If nothing else, at least we found out there is reason to hope Zenyatta will race as a 5-year-old.
JShan: It's been a little more than week since Zenyatta won the Ladies Classic, which also gave you your first Breeders' Cup victory. Has it all sunk in yet?
JShirr: It's been such a thrilling season with her and there was so much riding on the Breeders' Cup, not only for me but all the connections. There was an Eclipse Award hanging in the balance and just so much at stake on one race. When she finally won it was just one of those magical moments I will never forget. It was really such a thrill. You only have so many opportunities with horses like this. She has done so much for all of us.
JShan: Like you said, the Eclipse Award was hanging in the balance. Now that you locked up at least one of them, how does that feel?
JShirr: It's going to be so much fun getting that award. To be able to see her name on the Distaff Eclipse Award is going to be such a tremendous honor. It's going to be something I'll always treasure.
JShan: The debate has already begun as far as Horse of the Year honors. It seems it may come down to a two-horse race between Zenyatta and Curlin. Make your case for Zenyatta.
JShirr: Well, I think when you look at the quality of fillies she ran against and beat, she has to be considered. She had to step up every race, and she did. Running against who she did, she had to improve on a monthly basis to keep winning, and she did.
JShan: What do you say to people who think a filly should have to beat the boys to earn Horse of the Year?
JShirr: It's already been proven that you don't have to; look at Azeri. (Zenyatta) went undefeated against a very tough group of fillies this year and had to overcome a lot of adversity. Now, of course, she didn't have run against any Wanderin Boy's...
JShan: Also playing devil's advocate, what about the people who say she only raced outside of California once?
JShirr: The race she won at Oaklawn was a stellar field. I think every horse that came out of that race either won or placed in a stakes. Also, she shouldn't be penalized for racing in California. Remember, she was racing on surfaces she didn't even really like. She preferred dirt. But the Breeders' Cup was in California this year, so there was no reason to ship her anywhere else.

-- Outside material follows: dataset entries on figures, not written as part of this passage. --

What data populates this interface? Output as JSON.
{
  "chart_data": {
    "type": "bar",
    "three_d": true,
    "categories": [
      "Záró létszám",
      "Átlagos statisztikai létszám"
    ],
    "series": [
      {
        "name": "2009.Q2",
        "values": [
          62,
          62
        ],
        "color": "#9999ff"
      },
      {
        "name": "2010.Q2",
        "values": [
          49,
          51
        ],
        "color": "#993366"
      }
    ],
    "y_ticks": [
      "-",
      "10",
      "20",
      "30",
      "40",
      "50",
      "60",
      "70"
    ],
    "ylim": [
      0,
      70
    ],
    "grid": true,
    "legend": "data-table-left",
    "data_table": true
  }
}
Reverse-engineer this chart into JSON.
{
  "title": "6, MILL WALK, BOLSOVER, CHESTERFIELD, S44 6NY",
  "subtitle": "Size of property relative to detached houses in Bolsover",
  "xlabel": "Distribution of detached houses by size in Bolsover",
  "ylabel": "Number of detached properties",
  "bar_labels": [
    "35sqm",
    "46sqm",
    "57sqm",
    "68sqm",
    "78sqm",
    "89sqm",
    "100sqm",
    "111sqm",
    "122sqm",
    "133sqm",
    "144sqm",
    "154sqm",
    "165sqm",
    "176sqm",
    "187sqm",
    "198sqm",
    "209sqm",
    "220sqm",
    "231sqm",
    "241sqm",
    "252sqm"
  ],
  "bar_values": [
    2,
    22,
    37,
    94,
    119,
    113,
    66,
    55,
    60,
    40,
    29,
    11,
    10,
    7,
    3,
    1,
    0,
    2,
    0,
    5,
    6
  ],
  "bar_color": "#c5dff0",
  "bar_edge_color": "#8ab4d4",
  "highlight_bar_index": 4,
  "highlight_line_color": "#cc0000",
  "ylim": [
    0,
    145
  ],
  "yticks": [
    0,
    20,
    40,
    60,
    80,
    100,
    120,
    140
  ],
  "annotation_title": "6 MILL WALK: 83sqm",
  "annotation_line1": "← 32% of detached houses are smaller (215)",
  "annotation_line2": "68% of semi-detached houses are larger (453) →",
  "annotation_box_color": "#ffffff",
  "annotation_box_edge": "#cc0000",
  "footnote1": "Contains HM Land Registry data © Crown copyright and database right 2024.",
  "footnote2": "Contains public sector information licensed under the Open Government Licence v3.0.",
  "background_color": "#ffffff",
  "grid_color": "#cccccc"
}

I think it's great to have a Horse of the Year debate. However it comes out, I'll be OK. We're going to be thrilled just getting the Distaff award.
JShan: The other thing people want to know is what the future holds for Zenyatta. Has anything been decided yet?
JShirr: We're going to take our time and do a lot of diagnostic work on her, head-to-toe. We'll give her a little break and then map out a plan.
JShand: Is there any chance she races again this year?
JShirr: No chance.
JShan: Even though you and the Mosses have not made a decision on her future yet, I get the feeling from the things I've been reading and hearing there is a better than 50-50 chance she will race as a 5-year-old?
JShirr: If we're leaning one way, I'd say it's towards running her. We'll announce that a little later.
JShan: Nobody could have predicted how great Zenyatta has been, but looking back to the beginning, how early did you know she had the potential to be something special?
JShirr: Very early on. When she was being broken in Ocala there were a lot of 2-year-olds there. They always told us she was the best one at the place.
JShan: And yet she only fetched $60,000 as a yearling?
JShirr: It was just perfect timing. Balance (her multiple graded stakes winning half-sister) hadn't appeared yet and there were no grade I winners. And it was Street Cry's first yearlings. We were very fortunate.
JShan: What was the biggest challenge in training Zenyatta?
JShirr: When you have a horse as talented as she is, it's just making sure we didn't make any mistakes. We didn't want to get in her way. We wanted to do what was best for her and take care of her the best way we knew how. Everything has been so magical.